Landon looked the same as before. These generators didn't include any armor, so ...
Kalden paused as he turned to face Akari. She wore shiny black armor from head to heel. Two massive spikes stuck out from her helmet like horns, while smaller spikes protruded from the shoulder pads. Each one shone with fire mana, and a cloud of dark smoke formed around her.
The armor made her look like the villain from a Mana Arts movie, and that wasn't even the craziest part. She stood behind a heavy machine gun on a tripod stand. Not only would this be illegal in most duels, but it probably weighed over a hundred pounds and required a whole team to lift and maintain it.
Kalden knew little about firearms, but he’d heard of special, sigilcrafted bullets that could pierce an Apprentice's skin. Some bullets could even pierce Cloak techniques, but those were far too expensive to be practical.
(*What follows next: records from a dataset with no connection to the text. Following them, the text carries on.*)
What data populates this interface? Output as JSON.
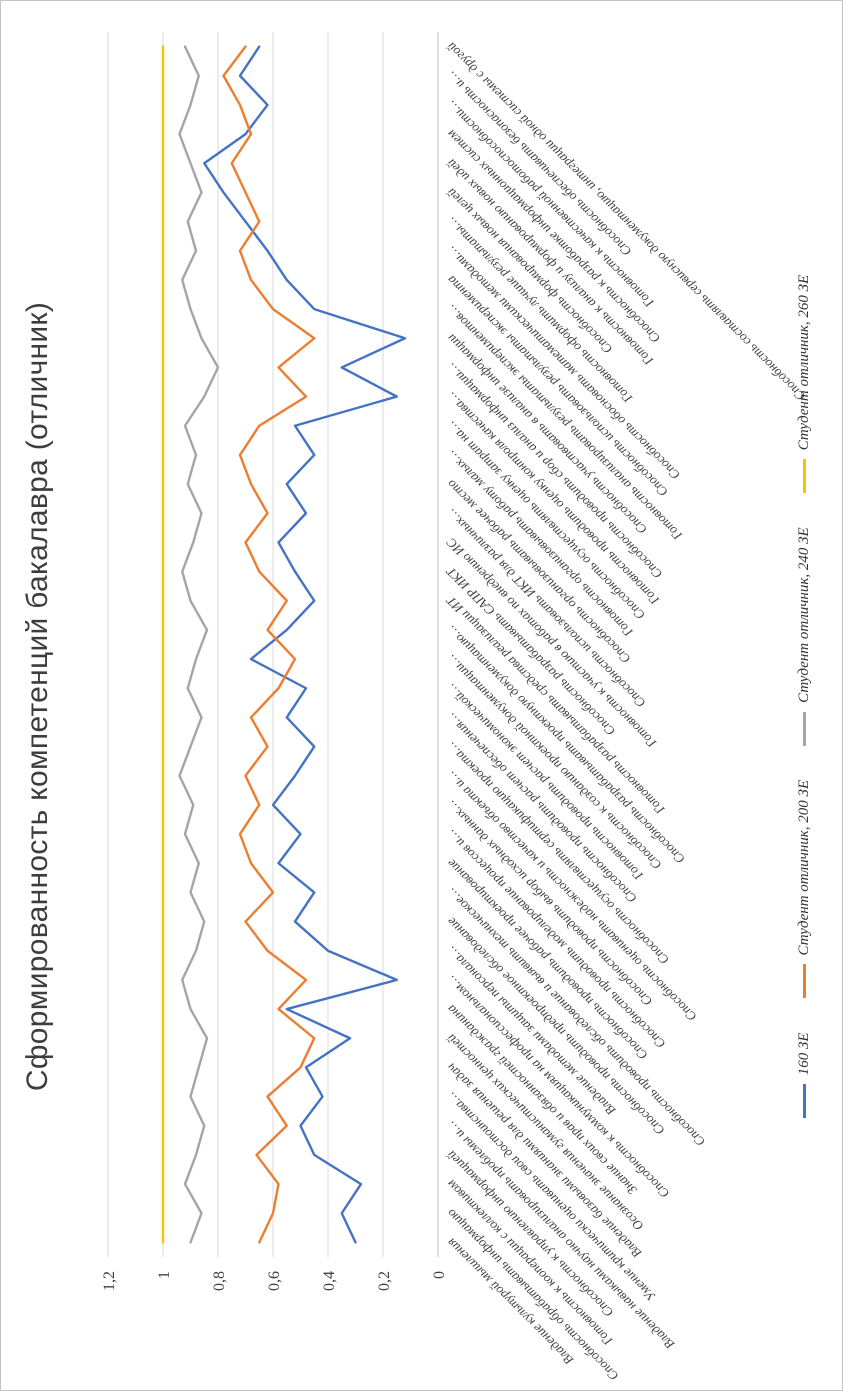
{
  "chart_data": {
    "type": "line",
    "title": "Сформированность компетенций бакалавра (отличник)",
    "xlabel": "",
    "ylabel": "",
    "grid": true,
    "legend_position": "bottom",
    "orientation": "rotated-90-ccw",
    "value_axis": {
      "min": 0,
      "max": 1.2,
      "step": 0.2,
      "tick_labels": [
        "0",
        "0,2",
        "0,4",
        "0,6",
        "0,8",
        "1",
        "1,2"
      ]
    },
    "categories": [
      "Владение культурой мышления",
      "Способность обрабатывать информацию",
      "Готовность к кооперации с коллективом",
      "Способность к управлению информацией",
      "Владение навыками научно анализировать проблемы и…",
      "Умение критически оценивать свои достоинства…",
      "Владение базовыми знаниями для решения задач",
      "Осознание значения гуманистических ценностей",
      "Знание своих прав и обязанностей гражданина",
      "Способность к коммуникациям на профессиональном…",
      "Владение методами защиты персонала…",
      "Способность проводить предпроектное обследование",
      "Способность проводить обследование и выявить техническое…",
      "Способность проводить рабочее проектирование",
      "Способность проводить моделирование процессов и…",
      "Способность проводить выбор исходных данных…",
      "Способность оценивать надежность и качество объекта и…",
      "Способность осуществлять сертификацию проекта…",
      "Способность проводить расчет обеспечения…",
      "Готовность проводить расчет экономической…",
      "Способность к созданию проектной документации…",
      "Способность разрабатывать проектную документацию…",
      "Готовность разрабатывать средства реализации ИТ",
      "Способность разрабатывать САПР ИКТ",
      "Готовность к участию в работах по внедрению ИС",
      "Способность использовать ИКТ для различных…",
      "Способность организовывать рабочее место",
      "Готовность организовывать работу малых…",
      "Способность осуществлять оценку затрат на…",
      "Готовность проводить оценку контроля качества…",
      "Способность проводить сбор и анализ информации…",
      "Способность участвовать в анализе информации",
      "Готовность анализировать результаты экспериментов…",
      "Способность использовать результаты эксперимента",
      "Способность обосновать математическими методами…",
      "Готовность оформить лучшие результаты…",
      "Способность формирования новых целей",
      "Готовность к анализу и формированию новых идей",
      "Способность к разработке информационных систем",
      "Готовность к качественной работоспособности…",
      "Способность обеспечивать безопасность и…",
      "Способность составлять сервисную документацию, интеграции одной системы с другой"
    ],
    "series": [
      {
        "name": "160 ЗЕ",
        "color": "#4472C4",
        "values": [
          0.3,
          0.35,
          0.28,
          0.45,
          0.5,
          0.42,
          0.48,
          0.32,
          0.55,
          0.15,
          0.4,
          0.52,
          0.45,
          0.58,
          0.5,
          0.6,
          0.52,
          0.45,
          0.55,
          0.48,
          0.68,
          0.55,
          0.45,
          0.52,
          0.58,
          0.48,
          0.55,
          0.45,
          0.52,
          0.15,
          0.35,
          0.12,
          0.45,
          0.55,
          0.62,
          0.7,
          0.78,
          0.85,
          0.7,
          0.62,
          0.72,
          0.65
        ]
      },
      {
        "name": "Студент отличник, 200 ЗЕ",
        "color": "#ED7D31",
        "values": [
          0.65,
          0.6,
          0.58,
          0.66,
          0.55,
          0.62,
          0.5,
          0.45,
          0.58,
          0.48,
          0.62,
          0.7,
          0.6,
          0.68,
          0.72,
          0.65,
          0.7,
          0.62,
          0.68,
          0.58,
          0.52,
          0.62,
          0.55,
          0.65,
          0.7,
          0.62,
          0.68,
          0.72,
          0.65,
          0.48,
          0.58,
          0.45,
          0.6,
          0.68,
          0.72,
          0.65,
          0.7,
          0.75,
          0.68,
          0.72,
          0.78,
          0.7
        ]
      },
      {
        "name": "Студент отличник, 240 ЗЕ",
        "color": "#A5A5A5",
        "values": [
          0.9,
          0.86,
          0.92,
          0.88,
          0.85,
          0.9,
          0.87,
          0.84,
          0.9,
          0.93,
          0.88,
          0.85,
          0.9,
          0.87,
          0.92,
          0.89,
          0.94,
          0.9,
          0.86,
          0.91,
          0.88,
          0.84,
          0.9,
          0.93,
          0.89,
          0.86,
          0.91,
          0.88,
          0.92,
          0.85,
          0.8,
          0.86,
          0.9,
          0.93,
          0.88,
          0.91,
          0.86,
          0.9,
          0.94,
          0.9,
          0.87,
          0.92
        ]
      },
      {
        "name": "Студент отличник, 260 ЗЕ",
        "color": "#FFC000",
        "values": [
          1,
          1,
          1,
          1,
          1,
          1,
          1,
          1,
          1,
          1,
          1,
          1,
          1,
          1,
          1,
          1,
          1,
          1,
          1,
          1,
          1,
          1,
          1,
          1,
          1,
          1,
          1,
          1,
          1,
          1,
          1,
          1,
          1,
          1,
          1,
          1,
          1,
          1,
          1,
          1,
          1,
          1
        ]
      }
    ]
  }
}
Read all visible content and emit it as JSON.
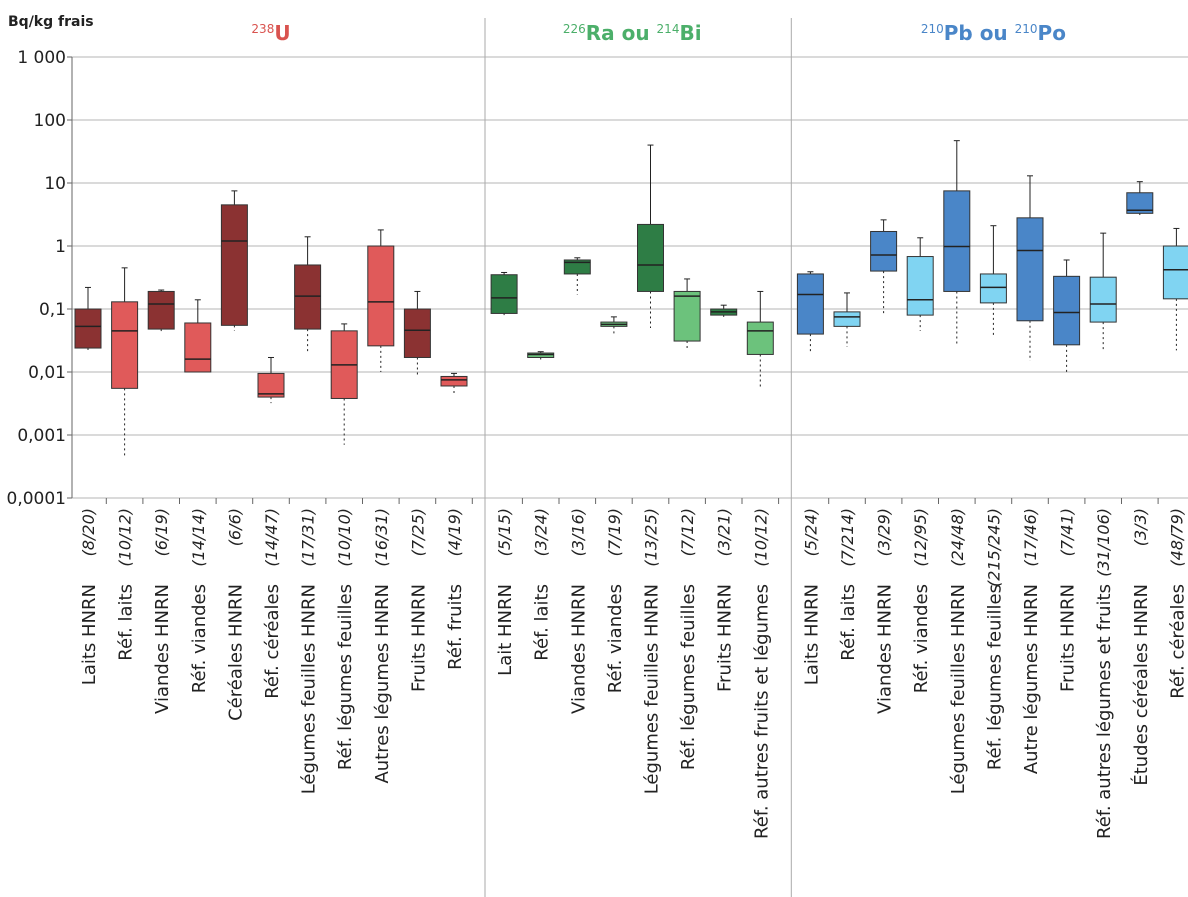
{
  "chart_data": {
    "type": "box",
    "ylabel": "Bq/kg frais",
    "log_scale": true,
    "grid": true,
    "ylim": [
      0.0001,
      1000
    ],
    "yticks": [
      {
        "value": 1000,
        "label": "1 000"
      },
      100,
      10,
      1,
      {
        "value": 0.1,
        "label": "0,1"
      },
      {
        "value": 0.01,
        "label": "0,01"
      },
      {
        "value": 0.001,
        "label": "0,001"
      },
      {
        "value": 0.0001,
        "label": "0,0001"
      }
    ],
    "groups": [
      {
        "title": [
          {
            "text": "238",
            "sup": true
          },
          {
            "text": "U",
            "sup": false
          }
        ],
        "title_color": "#d9534f",
        "categories": [
          "Laits HNRN",
          "Réf. laits",
          "Viandes HNRN",
          "Réf. viandes",
          "Céréales HNRN",
          "Réf. céréales",
          "Légumes feuilles HNRN",
          "Réf. légumes feuilles",
          "Autres légumes HNRN",
          "Fruits HNRN",
          "Réf. fruits"
        ],
        "counts": [
          "(8/20)",
          "(10/12)",
          "(6/19)",
          "(14/14)",
          "(6/6)",
          "(14/47)",
          "(17/31)",
          "(10/10)",
          "(16/31)",
          "(7/25)",
          "(4/19)"
        ],
        "boxes": [
          {
            "low": 0.02,
            "q1": 0.024,
            "median": 0.053,
            "q3": 0.1,
            "high": 0.22,
            "color": "#8b3232"
          },
          {
            "low": 0.00045,
            "q1": 0.0055,
            "median": 0.045,
            "q3": 0.13,
            "high": 0.45,
            "color": "#e05a5a"
          },
          {
            "low": 0.042,
            "q1": 0.048,
            "median": 0.12,
            "q3": 0.19,
            "high": 0.2,
            "color": "#8b3232"
          },
          {
            "low": 0.01,
            "q1": 0.01,
            "median": 0.016,
            "q3": 0.06,
            "high": 0.14,
            "color": "#e05a5a"
          },
          {
            "low": 0.045,
            "q1": 0.055,
            "median": 1.2,
            "q3": 4.5,
            "high": 7.5,
            "color": "#8b3232"
          },
          {
            "low": 0.0032,
            "q1": 0.004,
            "median": 0.0045,
            "q3": 0.0095,
            "high": 0.017,
            "color": "#e05a5a"
          },
          {
            "low": 0.02,
            "q1": 0.048,
            "median": 0.16,
            "q3": 0.5,
            "high": 1.4,
            "color": "#8b3232"
          },
          {
            "low": 0.0007,
            "q1": 0.0038,
            "median": 0.013,
            "q3": 0.045,
            "high": 0.058,
            "color": "#e05a5a"
          },
          {
            "low": 0.01,
            "q1": 0.026,
            "median": 0.13,
            "q3": 1.0,
            "high": 1.8,
            "color": "#e05a5a"
          },
          {
            "low": 0.009,
            "q1": 0.017,
            "median": 0.046,
            "q3": 0.1,
            "high": 0.19,
            "color": "#8b3232"
          },
          {
            "low": 0.0045,
            "q1": 0.006,
            "median": 0.0075,
            "q3": 0.0085,
            "high": 0.0095,
            "color": "#e05a5a"
          }
        ]
      },
      {
        "title": [
          {
            "text": "226",
            "sup": true
          },
          {
            "text": "Ra ou ",
            "sup": false
          },
          {
            "text": "214",
            "sup": true
          },
          {
            "text": "Bi",
            "sup": false
          }
        ],
        "title_color": "#4caf6a",
        "categories": [
          "Lait HNRN",
          "Réf. laits",
          "Viandes HNRN",
          "Réf. viandes",
          "Légumes feuilles HNRN",
          "Réf. légumes feuilles",
          "Fruits HNRN",
          "Réf. autres fruits et légumes"
        ],
        "counts": [
          "(5/15)",
          "(3/24)",
          "(3/16)",
          "(7/19)",
          "(13/25)",
          "(7/12)",
          "(3/21)",
          "(10/12)"
        ],
        "boxes": [
          {
            "low": 0.08,
            "q1": 0.085,
            "median": 0.15,
            "q3": 0.35,
            "high": 0.38,
            "color": "#2e7d45"
          },
          {
            "low": 0.015,
            "q1": 0.017,
            "median": 0.019,
            "q3": 0.02,
            "high": 0.021,
            "color": "#6cc27c"
          },
          {
            "low": 0.17,
            "q1": 0.36,
            "median": 0.55,
            "q3": 0.6,
            "high": 0.65,
            "color": "#2e7d45"
          },
          {
            "low": 0.04,
            "q1": 0.053,
            "median": 0.057,
            "q3": 0.062,
            "high": 0.075,
            "color": "#6cc27c"
          },
          {
            "low": 0.05,
            "q1": 0.19,
            "median": 0.5,
            "q3": 2.2,
            "high": 40,
            "color": "#2e7d45"
          },
          {
            "low": 0.022,
            "q1": 0.031,
            "median": 0.16,
            "q3": 0.19,
            "high": 0.3,
            "color": "#6cc27c"
          },
          {
            "low": 0.075,
            "q1": 0.08,
            "median": 0.09,
            "q3": 0.1,
            "high": 0.115,
            "color": "#2e7d45"
          },
          {
            "low": 0.0055,
            "q1": 0.019,
            "median": 0.045,
            "q3": 0.062,
            "high": 0.19,
            "color": "#6cc27c"
          }
        ]
      },
      {
        "title": [
          {
            "text": "210",
            "sup": true
          },
          {
            "text": "Pb ou ",
            "sup": false
          },
          {
            "text": "210",
            "sup": true
          },
          {
            "text": "Po",
            "sup": false
          }
        ],
        "title_color": "#4a86c8",
        "categories": [
          "Laits HNRN",
          "Réf. laits",
          "Viandes HNRN",
          "Réf. viandes",
          "Légumes feuilles HNRN",
          "Réf. légumes feuilles",
          "Autre légumes HNRN",
          "Fruits HNRN",
          "Réf. autres légumes et fruits",
          "Études céréales HNRN",
          "Réf. céréales"
        ],
        "counts": [
          "(5/24)",
          "(7/214)",
          "(3/29)",
          "(12/95)",
          "(24/48)",
          "(215/245)",
          "(17/46)",
          "(7/41)",
          "(31/106)",
          "(3/3)",
          "(48/79)"
        ],
        "boxes": [
          {
            "low": 0.02,
            "q1": 0.04,
            "median": 0.17,
            "q3": 0.36,
            "high": 0.39,
            "color": "#4a86c8"
          },
          {
            "low": 0.025,
            "q1": 0.053,
            "median": 0.075,
            "q3": 0.09,
            "high": 0.18,
            "color": "#80d4f2"
          },
          {
            "low": 0.08,
            "q1": 0.4,
            "median": 0.72,
            "q3": 1.7,
            "high": 2.6,
            "color": "#4a86c8"
          },
          {
            "low": 0.045,
            "q1": 0.08,
            "median": 0.14,
            "q3": 0.68,
            "high": 1.35,
            "color": "#80d4f2"
          },
          {
            "low": 0.027,
            "q1": 0.19,
            "median": 0.98,
            "q3": 7.5,
            "high": 47,
            "color": "#4a86c8"
          },
          {
            "low": 0.037,
            "q1": 0.125,
            "median": 0.22,
            "q3": 0.36,
            "high": 2.1,
            "color": "#80d4f2"
          },
          {
            "low": 0.015,
            "q1": 0.065,
            "median": 0.85,
            "q3": 2.8,
            "high": 13,
            "color": "#4a86c8"
          },
          {
            "low": 0.01,
            "q1": 0.027,
            "median": 0.088,
            "q3": 0.33,
            "high": 0.6,
            "color": "#4a86c8"
          },
          {
            "low": 0.021,
            "q1": 0.062,
            "median": 0.12,
            "q3": 0.32,
            "high": 1.6,
            "color": "#80d4f2"
          },
          {
            "low": 3.1,
            "q1": 3.3,
            "median": 3.7,
            "q3": 7,
            "high": 10.5,
            "color": "#4a86c8"
          },
          {
            "low": 0.022,
            "q1": 0.145,
            "median": 0.42,
            "q3": 1.0,
            "high": 1.9,
            "color": "#80d4f2"
          }
        ]
      }
    ]
  }
}
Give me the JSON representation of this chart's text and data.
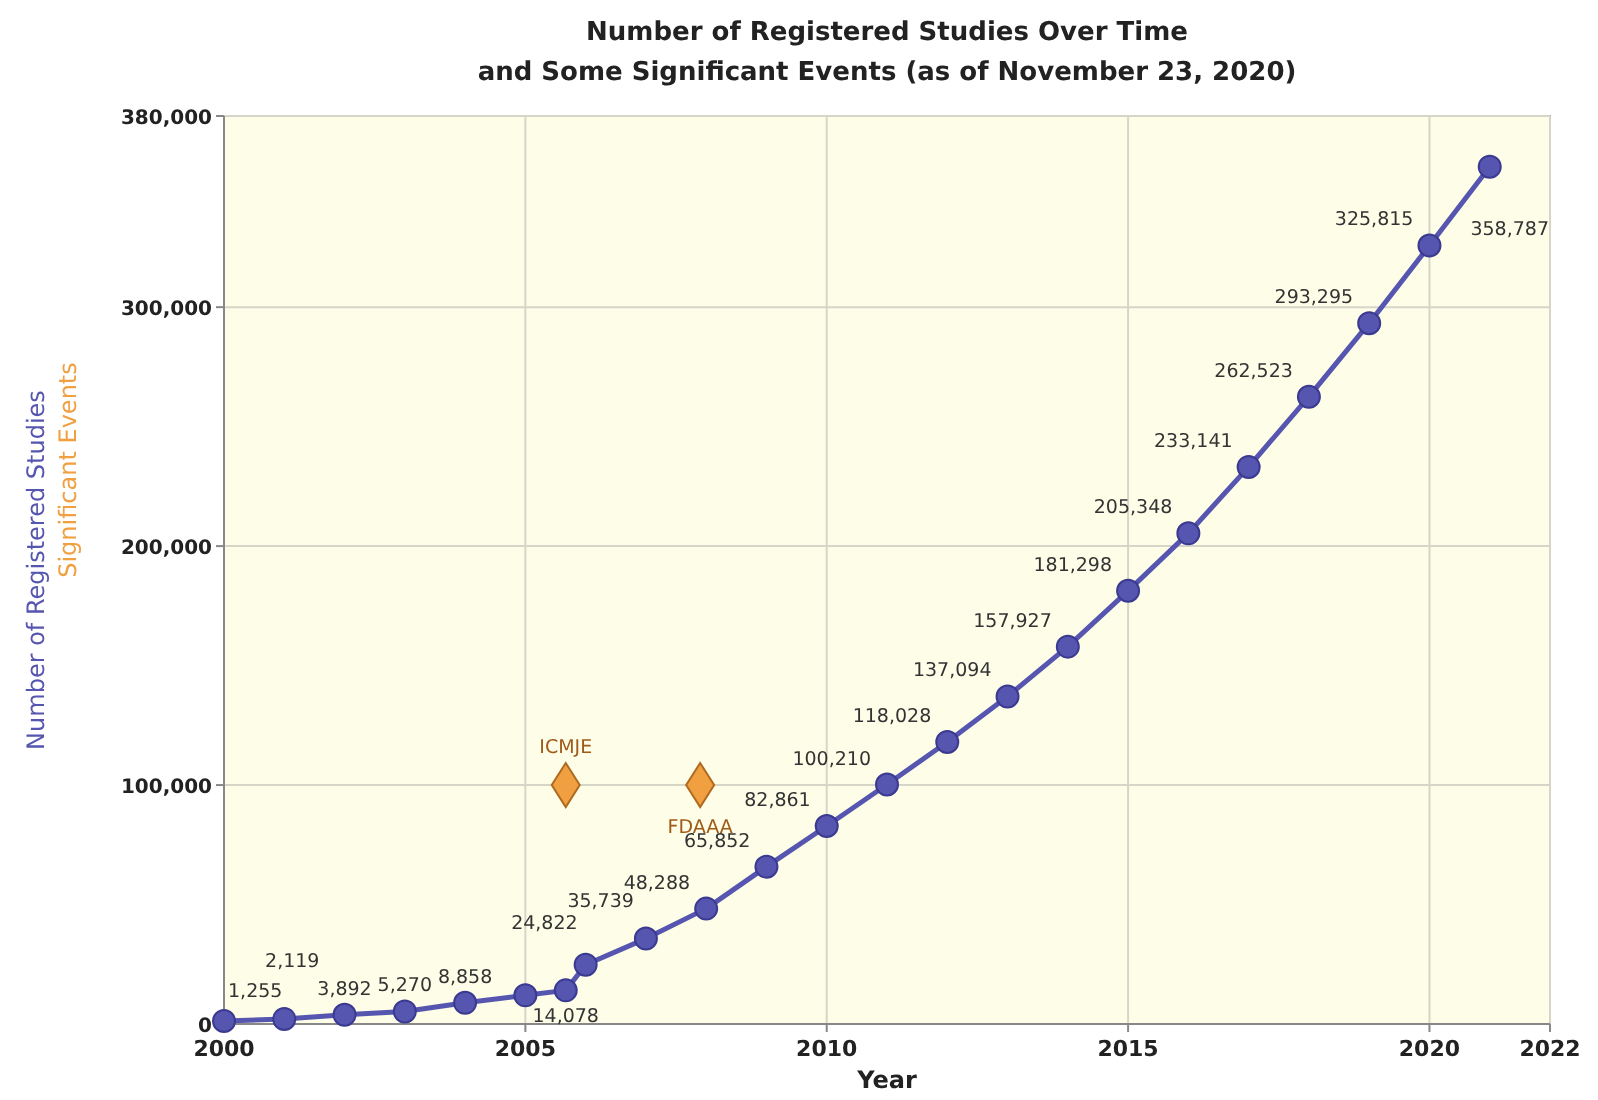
{
  "chart_data": {
    "type": "line",
    "title": "Number of Registered Studies Over Time\nand Some Significant Events (as of November 23, 2020)",
    "xlabel": "Year",
    "ylabel": "Number of Registered Studies",
    "xlim": [
      2000,
      2022
    ],
    "xticks": [
      2000,
      2005,
      2010,
      2015,
      2020,
      2022
    ],
    "ylim": [
      0,
      380000
    ],
    "yticks": [
      {
        "value": 0,
        "label": "0"
      },
      {
        "value": 100000,
        "label": "100,000"
      },
      {
        "value": 200000,
        "label": "200,000"
      },
      {
        "value": 300000,
        "label": "300,000"
      },
      {
        "value": 380000,
        "label": "380,000"
      }
    ],
    "grid": true,
    "marker": "circle",
    "line_style": "solid",
    "series": [
      {
        "color": "#5656b0",
        "x": [
          2000,
          2001,
          2002,
          2003,
          2004,
          2005,
          2005.67,
          2006,
          2007,
          2008,
          2009,
          2010,
          2011,
          2012,
          2013,
          2014,
          2015,
          2016,
          2017,
          2018,
          2019,
          2020,
          2021
        ],
        "values": [
          1255,
          2119,
          3892,
          5270,
          8858,
          12000,
          14078,
          24822,
          35739,
          48288,
          65852,
          82861,
          100210,
          118028,
          137094,
          157927,
          181298,
          205348,
          233141,
          262523,
          293295,
          325815,
          358787
        ],
        "value_labels": [
          "1,255",
          "2,119",
          "3,892",
          "5,270",
          "8,858",
          null,
          "14,078",
          "24,822",
          "35,739",
          "48,288",
          "65,852",
          "82,861",
          "100,210",
          "118,028",
          "137,094",
          "157,927",
          "181,298",
          "205,348",
          "233,141",
          "262,523",
          "293,295",
          "325,815",
          "358,787"
        ]
      },
      {
        "type": "scatter",
        "name": "Significant Events",
        "color": "#f0a040",
        "marker": "diamond",
        "x": [
          2005.67,
          2007.9
        ],
        "values": [
          100000,
          100000
        ]
      }
    ],
    "annotations": [
      {
        "text": "ICMJE",
        "x": 2005.67,
        "y": 100000
      },
      {
        "text": "FDAAA",
        "x": 2007.9,
        "y": 100000
      }
    ]
  }
}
In a real fight, at least. But this was dream mana, and money was no object.
"What the hell is that?" someone muttered to Kalden's left.
Kalden hid his grin behind his hand. "That's Akari being Akari." In fact, this might be the most Akari-like thing she'd ever done. Cheating on the admissions exam didn't count—that had mostly been Glim's doing. But this was all her.
The match started a heartbeat later. Landon activated his Wind Cloak and shot two Missiles into the stone floor. The blast hurled him upward, and he flew toward the ceiling.
But Akari had predicted this. Bullets erupted from her machine gun, shell casings flew around her, and her opponent soared straight into that metal storm.
Akari patted the machine gun affectionately as her opponent faded to white mist. The match timer had barely reached two full seconds before it announced her victory.